I finally made time today to watch
The Incredibles. It was every inch as excellent as people had told me it was, though it surprised me in a number of ways.
Understand this: I'm not a great lover of computer-generated animation. I often find it difficult, even unpleasant to look at -- I left the theater with a screaming diz-buster of a headache after viewing the original
Toy Story way back when. (I've since come to admire the film very much, though I believe its sequel is lightyears -- no pun intended -- better.) I also find CGI rather cold and artificial, lacking the warmth and humanity of traditional hand-drawn, ink-and-paint animation.
The Incredibles won me over almost instantly. I loved the device of opening the picture with aged-looking interview footage featuring the main characters, and pretty much everything that followed. I wasn't enamored with the character designs -- to me, they looked like the CGI equivalent of Gerry Anderson's Marionation puppets, and that's not intended as a compliment. But what director
Brad Bird did with these characters charmed me unfailingly, and more than made up for the awkwardness of their appearance.
Having enjoyed and admired Bird's
The Iron Giant, I expected
The Incredibles to be both mature in its intelligence and childlike in its sense of fun, and it is. What surprised me a little was the film's rambunctious energy.
The Iron Giant is a brilliant motion picture, but its pacing is deliberate and measured.
The Incredibles, though about a half-hour longer than
Giant, zips right along. It takes plenty of opportunity for intimate moments and thoughtful conversation (both rarities in American animation), but always without slamming the forward pressure of the narrative into a brick wall.

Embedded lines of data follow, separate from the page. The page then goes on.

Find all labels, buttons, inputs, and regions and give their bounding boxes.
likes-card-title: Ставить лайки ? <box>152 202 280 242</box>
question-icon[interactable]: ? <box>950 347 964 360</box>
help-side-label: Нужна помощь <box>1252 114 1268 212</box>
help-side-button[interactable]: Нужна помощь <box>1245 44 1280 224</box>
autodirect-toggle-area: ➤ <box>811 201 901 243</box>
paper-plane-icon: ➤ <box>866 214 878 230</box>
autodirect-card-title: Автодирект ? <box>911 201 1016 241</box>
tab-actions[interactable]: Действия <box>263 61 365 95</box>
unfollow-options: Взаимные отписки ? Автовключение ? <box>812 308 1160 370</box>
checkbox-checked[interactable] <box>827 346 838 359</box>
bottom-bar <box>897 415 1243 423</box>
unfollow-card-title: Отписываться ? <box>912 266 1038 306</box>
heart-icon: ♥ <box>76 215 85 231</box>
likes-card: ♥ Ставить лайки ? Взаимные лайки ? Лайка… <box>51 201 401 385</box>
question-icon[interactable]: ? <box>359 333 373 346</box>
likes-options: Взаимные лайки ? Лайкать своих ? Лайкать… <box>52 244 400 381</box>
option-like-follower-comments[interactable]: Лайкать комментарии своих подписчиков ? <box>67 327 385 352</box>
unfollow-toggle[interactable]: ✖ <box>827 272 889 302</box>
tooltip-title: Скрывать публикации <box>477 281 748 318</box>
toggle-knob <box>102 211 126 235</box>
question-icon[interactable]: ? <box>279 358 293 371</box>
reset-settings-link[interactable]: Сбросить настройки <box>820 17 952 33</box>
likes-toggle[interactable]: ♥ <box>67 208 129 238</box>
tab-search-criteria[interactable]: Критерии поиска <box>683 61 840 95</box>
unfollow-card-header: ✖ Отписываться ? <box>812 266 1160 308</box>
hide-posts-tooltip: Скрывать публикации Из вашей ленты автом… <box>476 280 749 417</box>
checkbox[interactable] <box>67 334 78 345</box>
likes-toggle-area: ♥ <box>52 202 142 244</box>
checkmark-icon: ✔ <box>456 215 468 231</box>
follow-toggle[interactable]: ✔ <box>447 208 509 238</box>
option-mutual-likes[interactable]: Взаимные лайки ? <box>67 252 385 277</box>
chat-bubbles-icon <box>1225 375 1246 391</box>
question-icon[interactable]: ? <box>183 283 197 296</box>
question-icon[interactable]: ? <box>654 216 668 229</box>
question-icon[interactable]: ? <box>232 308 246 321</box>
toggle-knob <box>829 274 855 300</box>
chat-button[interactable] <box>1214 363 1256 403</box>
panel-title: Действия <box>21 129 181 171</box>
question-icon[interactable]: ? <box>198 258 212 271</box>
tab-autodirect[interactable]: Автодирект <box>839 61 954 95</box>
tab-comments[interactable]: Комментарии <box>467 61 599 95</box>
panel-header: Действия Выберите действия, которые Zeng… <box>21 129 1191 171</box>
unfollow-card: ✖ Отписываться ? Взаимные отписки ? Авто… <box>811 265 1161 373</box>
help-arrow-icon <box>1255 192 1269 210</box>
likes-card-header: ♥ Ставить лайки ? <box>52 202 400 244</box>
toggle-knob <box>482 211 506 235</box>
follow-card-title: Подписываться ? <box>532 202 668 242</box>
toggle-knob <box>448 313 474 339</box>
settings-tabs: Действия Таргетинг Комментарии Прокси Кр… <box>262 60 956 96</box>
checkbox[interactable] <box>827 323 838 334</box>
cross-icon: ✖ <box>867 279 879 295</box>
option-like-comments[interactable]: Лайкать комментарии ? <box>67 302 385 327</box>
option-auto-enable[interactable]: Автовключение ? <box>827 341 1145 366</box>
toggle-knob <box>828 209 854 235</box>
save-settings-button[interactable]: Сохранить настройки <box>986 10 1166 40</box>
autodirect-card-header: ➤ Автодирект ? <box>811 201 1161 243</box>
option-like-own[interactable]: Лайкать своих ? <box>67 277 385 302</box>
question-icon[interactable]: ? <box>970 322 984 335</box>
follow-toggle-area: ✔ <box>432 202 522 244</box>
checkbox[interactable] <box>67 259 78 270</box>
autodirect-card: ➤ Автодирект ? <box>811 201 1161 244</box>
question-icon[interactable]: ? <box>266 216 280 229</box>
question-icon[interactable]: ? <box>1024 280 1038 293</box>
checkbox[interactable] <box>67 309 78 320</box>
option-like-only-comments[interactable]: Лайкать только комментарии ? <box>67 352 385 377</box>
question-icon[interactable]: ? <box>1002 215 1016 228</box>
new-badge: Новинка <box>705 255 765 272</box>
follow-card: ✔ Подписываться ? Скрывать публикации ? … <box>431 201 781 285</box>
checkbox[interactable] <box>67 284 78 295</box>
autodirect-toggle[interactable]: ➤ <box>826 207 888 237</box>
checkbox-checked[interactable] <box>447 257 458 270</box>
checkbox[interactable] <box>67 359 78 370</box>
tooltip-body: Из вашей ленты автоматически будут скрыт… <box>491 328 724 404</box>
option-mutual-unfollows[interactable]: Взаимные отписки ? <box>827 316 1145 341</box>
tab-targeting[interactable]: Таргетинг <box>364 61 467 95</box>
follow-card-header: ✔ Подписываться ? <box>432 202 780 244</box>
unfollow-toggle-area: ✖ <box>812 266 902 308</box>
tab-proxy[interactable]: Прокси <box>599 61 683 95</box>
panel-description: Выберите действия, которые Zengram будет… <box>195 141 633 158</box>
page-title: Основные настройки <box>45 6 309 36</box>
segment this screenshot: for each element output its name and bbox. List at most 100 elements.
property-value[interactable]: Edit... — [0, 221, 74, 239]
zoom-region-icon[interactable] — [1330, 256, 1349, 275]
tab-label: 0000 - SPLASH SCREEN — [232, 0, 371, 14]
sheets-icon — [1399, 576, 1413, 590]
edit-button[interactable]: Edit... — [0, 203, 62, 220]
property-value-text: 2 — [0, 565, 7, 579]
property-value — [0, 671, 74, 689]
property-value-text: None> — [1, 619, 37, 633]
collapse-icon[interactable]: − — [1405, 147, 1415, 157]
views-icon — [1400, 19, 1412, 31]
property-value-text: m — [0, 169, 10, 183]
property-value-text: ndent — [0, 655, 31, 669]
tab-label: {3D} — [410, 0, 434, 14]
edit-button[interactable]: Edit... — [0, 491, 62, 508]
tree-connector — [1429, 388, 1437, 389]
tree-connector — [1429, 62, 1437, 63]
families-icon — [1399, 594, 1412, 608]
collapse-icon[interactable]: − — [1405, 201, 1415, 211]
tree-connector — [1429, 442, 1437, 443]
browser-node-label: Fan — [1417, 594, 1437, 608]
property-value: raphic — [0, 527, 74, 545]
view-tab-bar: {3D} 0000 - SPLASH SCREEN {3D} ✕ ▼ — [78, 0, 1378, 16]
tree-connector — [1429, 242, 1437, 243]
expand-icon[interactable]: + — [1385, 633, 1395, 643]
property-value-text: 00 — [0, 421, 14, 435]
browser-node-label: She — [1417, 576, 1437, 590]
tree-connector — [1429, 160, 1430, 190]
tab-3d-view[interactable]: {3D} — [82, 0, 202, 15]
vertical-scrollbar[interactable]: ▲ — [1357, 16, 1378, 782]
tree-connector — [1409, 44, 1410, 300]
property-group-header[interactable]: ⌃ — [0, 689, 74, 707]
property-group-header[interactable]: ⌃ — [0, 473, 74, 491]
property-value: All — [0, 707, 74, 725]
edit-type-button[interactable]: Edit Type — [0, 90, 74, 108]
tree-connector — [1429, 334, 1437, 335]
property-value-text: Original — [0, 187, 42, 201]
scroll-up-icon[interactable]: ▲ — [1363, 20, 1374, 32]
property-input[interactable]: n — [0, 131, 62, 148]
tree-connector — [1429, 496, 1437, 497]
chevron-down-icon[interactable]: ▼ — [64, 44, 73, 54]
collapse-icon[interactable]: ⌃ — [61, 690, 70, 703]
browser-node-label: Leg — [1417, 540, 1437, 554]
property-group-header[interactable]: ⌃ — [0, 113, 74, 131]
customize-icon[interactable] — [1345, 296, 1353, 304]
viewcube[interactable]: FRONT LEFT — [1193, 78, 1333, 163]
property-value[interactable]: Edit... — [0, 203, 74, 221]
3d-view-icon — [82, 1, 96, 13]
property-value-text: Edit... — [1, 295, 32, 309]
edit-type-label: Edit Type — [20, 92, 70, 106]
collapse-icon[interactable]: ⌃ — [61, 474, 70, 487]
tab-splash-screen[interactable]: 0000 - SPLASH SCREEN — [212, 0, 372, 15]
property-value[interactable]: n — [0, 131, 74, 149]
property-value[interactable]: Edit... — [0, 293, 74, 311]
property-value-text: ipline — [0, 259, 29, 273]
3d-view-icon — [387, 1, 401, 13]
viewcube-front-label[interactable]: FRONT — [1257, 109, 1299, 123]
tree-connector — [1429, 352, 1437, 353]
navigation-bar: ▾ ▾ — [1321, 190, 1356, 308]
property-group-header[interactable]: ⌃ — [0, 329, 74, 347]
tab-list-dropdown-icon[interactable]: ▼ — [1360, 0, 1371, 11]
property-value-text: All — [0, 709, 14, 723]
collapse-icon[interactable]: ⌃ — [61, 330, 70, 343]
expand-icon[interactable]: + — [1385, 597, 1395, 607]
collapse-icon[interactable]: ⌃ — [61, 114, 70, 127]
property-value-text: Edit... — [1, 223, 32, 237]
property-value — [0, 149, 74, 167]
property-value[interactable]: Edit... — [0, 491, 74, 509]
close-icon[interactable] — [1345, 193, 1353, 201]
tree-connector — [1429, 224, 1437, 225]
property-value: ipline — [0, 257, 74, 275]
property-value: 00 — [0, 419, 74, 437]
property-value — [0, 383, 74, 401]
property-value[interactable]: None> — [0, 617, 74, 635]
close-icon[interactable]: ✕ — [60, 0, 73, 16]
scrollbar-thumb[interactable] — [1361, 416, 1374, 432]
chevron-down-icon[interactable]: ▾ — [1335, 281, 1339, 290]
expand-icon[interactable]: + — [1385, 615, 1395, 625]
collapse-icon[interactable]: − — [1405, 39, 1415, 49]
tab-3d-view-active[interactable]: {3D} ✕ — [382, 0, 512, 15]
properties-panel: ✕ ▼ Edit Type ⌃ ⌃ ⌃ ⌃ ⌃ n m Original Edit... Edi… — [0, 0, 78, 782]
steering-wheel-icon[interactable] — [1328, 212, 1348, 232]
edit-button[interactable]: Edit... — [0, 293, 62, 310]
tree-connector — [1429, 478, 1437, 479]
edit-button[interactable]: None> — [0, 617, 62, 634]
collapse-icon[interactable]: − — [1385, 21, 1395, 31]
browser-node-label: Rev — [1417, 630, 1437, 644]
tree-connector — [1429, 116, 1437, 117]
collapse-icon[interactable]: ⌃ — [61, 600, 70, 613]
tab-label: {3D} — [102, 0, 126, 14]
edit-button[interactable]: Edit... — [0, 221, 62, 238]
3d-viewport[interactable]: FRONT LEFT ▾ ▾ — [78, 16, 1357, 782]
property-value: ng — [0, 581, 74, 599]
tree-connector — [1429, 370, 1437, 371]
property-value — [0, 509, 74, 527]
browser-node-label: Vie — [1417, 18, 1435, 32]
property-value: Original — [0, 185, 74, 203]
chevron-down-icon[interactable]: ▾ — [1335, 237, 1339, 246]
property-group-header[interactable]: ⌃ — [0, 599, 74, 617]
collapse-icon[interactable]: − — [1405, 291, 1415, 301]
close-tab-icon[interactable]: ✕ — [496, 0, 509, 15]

I was also surprised at the film's obvious antecedents. I expected a superhero film, and I got one -- one remarkably knowledgeable about and faithful to its source genre, unlike many other superhero movies that make one wonder whether anyone involved in the production ever actually read a comic book -- but I also got an animated retooling of
Spy Kids, another film I deeply admire. (My admiration ends with
Spy Kids 2, which is decent but lacks the freshness and wonder of the original, and leaves the building with
Spy Kids 3-D, an agonizingly bad film made unwatchable by a dull script and a scenery-scarfing Sly Stallone.) The similarity between the two films is so striking it cannot have been accidental.
Most of all, I appreciated Bird's depiction of a family in which, despite their unique superpowers, none of the members is an idiot of a freak. Bob and Helen Parr (alias Mr. Incredible and Elastigirl) are a genuinely loving couple brimming with affection for one another and their children that they express in heartfelt, non-cloying ways. Their two older children, Dash and Violet, behave like bright kids would in their situation and at their respective ages. None of the characters is perfect, but their quirks resonate with authenticity and their expression of them seems plausible.
I got a kick out of Frozone, the family friend and fellow superhero voiced by Samuel L. Jackson, and Syndrome, the geeky grownup fanboy who's the villain of the piece. And I found Edna,
The Incredibles' version of James Bond's Q, absolutely hilarious -- she's voiced by Bird himself in a bizarre accent that blends equal parts Peter Lorre, Dr. Ruth Westheimer, and every pretentious, self-important fashion designer you've ever seen.
When I first heard, years ago, that Brad Bird was directing a film for Pixar, I was concerned. I feared that John Lasseter and company -- amazing though they are -- would try to shoehorn Bird's unique vision into the standard Pixar parameters. I'm pleasantly surprised to see that
The Incredibles, though 100 percent Pixar, is also 100 percent Brad Bird.
If you've not seen
The Incredibles, you owe yourself this treat. Don't make the mistake of thinking this is just a kiddie flick -- it's a mature, lovingly developed film that will appeal to smart viewers of all ages. And if you love comics, or
Spy Kids, or Bond films, or all three, you'll be making a new best friend.
I remain curious, though, how Disney and Pixar pulled off using the name of an actual comic book superhero. The original Elasti-Girl first appeared in the classic
Doom Patrol series in the '60s. Her superpower, however, was not stretching -- Elasti-Girl I simply grew to gigantic size. Also, her last name was Farr (only one letter different from the surname of the heroic family in the film). Food for thought.